The report also emphasizes that factors such as technological and infrastructural limitations as well as political and economic instabilities positively affect the underutilization of natural resources in eco-rich MENA countries.
Like in Egypt, the political instability plagues the country, whose domestic oil consumption has grown by over 30% over the last decade with government investment budgets of around a $100 billion.
The report underlined the steps taken by the Moroccan government to tap into its hydro and solar resources for power generation in an attempt to meet rising power demands, the growth steadily rising at an average rate of 7%.
Natural gas demand (225 million cubic feet per day) outstrips supply (255 million cubic feet) in Jordan who is dependent on neighboring Egypt for all its gas supplies.

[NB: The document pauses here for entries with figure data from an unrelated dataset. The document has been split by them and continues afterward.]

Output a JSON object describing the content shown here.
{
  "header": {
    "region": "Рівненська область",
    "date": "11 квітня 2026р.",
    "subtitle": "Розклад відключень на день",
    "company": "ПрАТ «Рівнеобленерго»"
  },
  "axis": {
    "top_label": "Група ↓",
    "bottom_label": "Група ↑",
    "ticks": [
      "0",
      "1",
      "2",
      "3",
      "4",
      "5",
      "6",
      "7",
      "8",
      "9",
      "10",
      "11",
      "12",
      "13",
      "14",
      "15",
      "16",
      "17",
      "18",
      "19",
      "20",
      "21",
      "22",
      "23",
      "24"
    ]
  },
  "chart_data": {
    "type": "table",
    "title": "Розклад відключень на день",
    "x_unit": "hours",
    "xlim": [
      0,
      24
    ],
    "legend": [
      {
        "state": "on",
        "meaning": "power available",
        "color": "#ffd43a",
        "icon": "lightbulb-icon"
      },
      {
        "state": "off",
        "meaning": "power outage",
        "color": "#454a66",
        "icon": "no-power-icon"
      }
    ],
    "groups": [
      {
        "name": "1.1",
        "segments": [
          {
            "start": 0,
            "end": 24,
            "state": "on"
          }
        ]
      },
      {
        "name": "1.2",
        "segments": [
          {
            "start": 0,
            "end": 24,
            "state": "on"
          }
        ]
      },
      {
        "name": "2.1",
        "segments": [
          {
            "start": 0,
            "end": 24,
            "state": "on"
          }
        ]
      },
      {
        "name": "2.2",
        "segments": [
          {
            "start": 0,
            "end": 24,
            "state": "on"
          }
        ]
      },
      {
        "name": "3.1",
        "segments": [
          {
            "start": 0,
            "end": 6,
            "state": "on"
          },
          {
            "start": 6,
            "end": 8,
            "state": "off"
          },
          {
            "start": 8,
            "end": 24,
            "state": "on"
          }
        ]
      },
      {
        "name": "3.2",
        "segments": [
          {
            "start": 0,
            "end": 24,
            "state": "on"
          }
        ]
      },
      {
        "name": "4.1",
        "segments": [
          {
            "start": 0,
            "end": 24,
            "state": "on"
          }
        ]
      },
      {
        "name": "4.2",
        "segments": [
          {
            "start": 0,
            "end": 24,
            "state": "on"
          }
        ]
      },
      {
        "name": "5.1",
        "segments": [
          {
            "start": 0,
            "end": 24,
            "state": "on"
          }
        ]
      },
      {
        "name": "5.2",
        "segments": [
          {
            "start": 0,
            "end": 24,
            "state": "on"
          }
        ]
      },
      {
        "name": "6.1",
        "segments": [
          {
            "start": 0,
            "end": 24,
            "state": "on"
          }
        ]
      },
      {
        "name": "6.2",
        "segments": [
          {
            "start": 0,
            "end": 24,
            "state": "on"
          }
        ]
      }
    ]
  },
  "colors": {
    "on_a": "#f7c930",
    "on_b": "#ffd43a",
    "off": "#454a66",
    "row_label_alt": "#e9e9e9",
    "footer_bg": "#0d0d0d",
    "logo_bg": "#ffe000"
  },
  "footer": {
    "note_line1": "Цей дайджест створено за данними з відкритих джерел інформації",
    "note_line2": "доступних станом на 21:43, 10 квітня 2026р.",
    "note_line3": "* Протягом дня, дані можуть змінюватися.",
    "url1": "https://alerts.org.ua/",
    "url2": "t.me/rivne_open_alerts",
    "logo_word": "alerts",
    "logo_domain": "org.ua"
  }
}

Iran also emerges as the leader in natural gas and oil reserves in the MENA region and these resources being key source of foreign exchange income and fiscal revenues. It has also underutilized solar energy that could possibly be used for power generation.
Political infrastructural instability haunts Iraq that has announced $28 billion of investments in power sector.
The report emphasizes the prominent position of the MENA region in the world’s oil and natural gas reserves: 57% collective oil and 41% natural gas reserves collectively but population and economic growth putting added pressure on power generation in the sector.